DIE HOCHSTAPLER - The Braxtornette Project (Umlaut, 2013) |
Je disais que le nom est modeste car le quartet présente son travail non comme une forme d'interprétation ou de réalisation des compositions de Braxton et d'Ornette, mais comme un vol de leurs oeuvres. Die Hochspatler ne joue pas à la manière de Braxton ou d'Ornette, ils n'essayent pas de leur ressember, ils se réapproprient leurs pièces comme un matériau de base pour leur improvisation, mais c'est tout à leur honneur je pense. Et j'imagine que c'est aussi le souhait de Braxton et de Coleman qui seraient plus furieux qu'autre chose d'entendre des musiciens tenter de les imiter ou de les copier.
Quoiqu'il en soit, ce double disque propose une suite en quatre parties. Sur les deux premières, on retrouve surtout des compositions des années 70 (celles parues chez hathut pour Braxton), qui se succèdent par intermittence. Le quartet joue une pièce de Braxton, puis une d'Ornette, en accordant bien sûr une large part aux improvisations entre chacune. Des improvisations solo, avec accompagnement rythmique souvent, ou des improvisations collectives. Mais dans tous les cas, le quartet ne joue pas sur l'exploration sonique, mais sur le swing, sur l'harmonie, sur le phrasé, sur l'énergie surtout, sur la rapidité et la virtuosité, et sur la joie de jouer cette musique, sur l'amour qu'ils semblent lui porter.
Avec le second disque, le quartet commence à mélanger les compositions, à mélanger l'écriture, les thèmes et les improvisations pour arriver à quelque chose de plus abstrait peut-être, mais toujours joué de la même manière. Seule la structure devient plus abstraite, plus complexe, mais les musiciens continuent de jouer avec la même joie, le même humour, avec une énergie inépuisable et un talent remarquable. "Malgré" la complexité des structures et leur enchevêtrement, les musiciens continuent de jouer sur le lyrisme, sur la mélodie, de jouer avec simplicité et spontanéité, et c'est ce mélange entre des structures abstraites et une réalisation très organique, très concrète (faite de phrasés qui swinguent, d'accents rythmiques toujours bien placés et d'attaques puissantes) qui fait de la musique de Die Hochspatler une musique unique et personnelle, très loin de l'imposture.

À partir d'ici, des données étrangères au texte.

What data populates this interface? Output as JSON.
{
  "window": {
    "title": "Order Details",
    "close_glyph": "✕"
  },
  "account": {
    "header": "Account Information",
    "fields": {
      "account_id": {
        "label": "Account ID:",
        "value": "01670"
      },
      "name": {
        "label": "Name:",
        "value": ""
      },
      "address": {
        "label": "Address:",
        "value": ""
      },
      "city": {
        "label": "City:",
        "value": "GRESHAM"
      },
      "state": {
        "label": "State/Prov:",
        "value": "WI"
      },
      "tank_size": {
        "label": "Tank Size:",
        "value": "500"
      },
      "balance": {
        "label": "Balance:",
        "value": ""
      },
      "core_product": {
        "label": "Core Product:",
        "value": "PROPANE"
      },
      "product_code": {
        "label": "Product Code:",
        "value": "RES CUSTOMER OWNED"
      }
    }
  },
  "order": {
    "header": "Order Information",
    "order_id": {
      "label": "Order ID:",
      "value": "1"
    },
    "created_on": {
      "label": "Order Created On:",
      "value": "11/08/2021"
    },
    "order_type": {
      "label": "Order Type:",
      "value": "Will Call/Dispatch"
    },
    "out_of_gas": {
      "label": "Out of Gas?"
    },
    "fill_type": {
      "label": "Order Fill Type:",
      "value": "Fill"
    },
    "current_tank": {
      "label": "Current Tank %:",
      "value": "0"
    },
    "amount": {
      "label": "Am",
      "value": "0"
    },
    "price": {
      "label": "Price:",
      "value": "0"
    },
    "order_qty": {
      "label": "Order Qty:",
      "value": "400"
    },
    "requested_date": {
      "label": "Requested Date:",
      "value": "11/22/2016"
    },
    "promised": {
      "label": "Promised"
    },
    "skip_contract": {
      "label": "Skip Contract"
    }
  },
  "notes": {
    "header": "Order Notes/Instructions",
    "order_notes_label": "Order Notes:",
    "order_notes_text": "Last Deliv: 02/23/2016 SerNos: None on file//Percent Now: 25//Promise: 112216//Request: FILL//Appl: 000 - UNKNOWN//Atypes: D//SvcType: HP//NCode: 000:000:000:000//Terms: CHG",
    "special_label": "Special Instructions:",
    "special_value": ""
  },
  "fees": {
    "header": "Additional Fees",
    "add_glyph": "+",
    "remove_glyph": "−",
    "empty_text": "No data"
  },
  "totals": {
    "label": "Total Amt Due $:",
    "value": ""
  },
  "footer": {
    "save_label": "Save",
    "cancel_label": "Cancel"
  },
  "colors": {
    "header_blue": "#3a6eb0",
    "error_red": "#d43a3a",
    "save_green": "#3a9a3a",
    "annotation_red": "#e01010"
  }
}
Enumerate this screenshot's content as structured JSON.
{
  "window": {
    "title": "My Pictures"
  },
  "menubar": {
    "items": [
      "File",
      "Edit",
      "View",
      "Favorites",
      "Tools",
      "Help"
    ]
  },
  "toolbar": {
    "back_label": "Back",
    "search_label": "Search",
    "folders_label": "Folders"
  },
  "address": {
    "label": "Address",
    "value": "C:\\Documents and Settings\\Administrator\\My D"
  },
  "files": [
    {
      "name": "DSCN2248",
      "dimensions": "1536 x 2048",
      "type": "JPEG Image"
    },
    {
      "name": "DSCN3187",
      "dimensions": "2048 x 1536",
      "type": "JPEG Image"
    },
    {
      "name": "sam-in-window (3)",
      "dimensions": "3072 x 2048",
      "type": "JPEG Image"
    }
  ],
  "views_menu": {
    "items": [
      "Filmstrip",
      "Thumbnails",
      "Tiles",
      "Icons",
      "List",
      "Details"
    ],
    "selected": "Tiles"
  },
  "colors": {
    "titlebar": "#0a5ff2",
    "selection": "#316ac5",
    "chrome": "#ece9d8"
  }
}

Pour finir, en hommage au Free Jazz d'Ornette, Die Hochspatler nous réserve une très belle surprise en invitant les quatre membres de Peeping Tom à se joindre à eux pour former un double quartet augmenté pour ces vingt dernières minutes de Pierre-Antoine Badaroux au saxophone alto, Axel Dörner à la trompette, Joel Grip à la contrebasse et Antonin Gerbal à la batterie. Etonnamment, il y a beaucoup moins d'improvisations collectives que je ne l'aurais imaginé, le double quartet ne joue pourtant que trois compositions sur cette pièce, mais il les joue en accordant une grande place aux improvisations solistes, accompagnées ou non. Et pour ceux qui connaissent Peeping Tom, excellent quartet qui s'est spécialisé dans une forme free du bop, ils ne seront pas surpris de se retrouver face à des improvisations qui swinguent toujours autant, qui sont toujours réalisées avec une rapidité et une dextérité hallucinantes. Le double quartet joue ici un mélange de Free Jazz et de la composition 348 de Braxton avec toujours autant d'énergie, de talent, d'émotion, de sensibilité, d'honnêteté et de puissance.
Un disque dansant, intense, qui ne s'arrête jamais, qui swingue, mais qui est libre, honnête, et original. Un très bel hommage à Braxton et Ornette, l'hommage idéal pour des compositions free jazz, un hommage libre, singulier et respectueux de l'oeuvre de chacun. Excellent projet, vivement conseillé.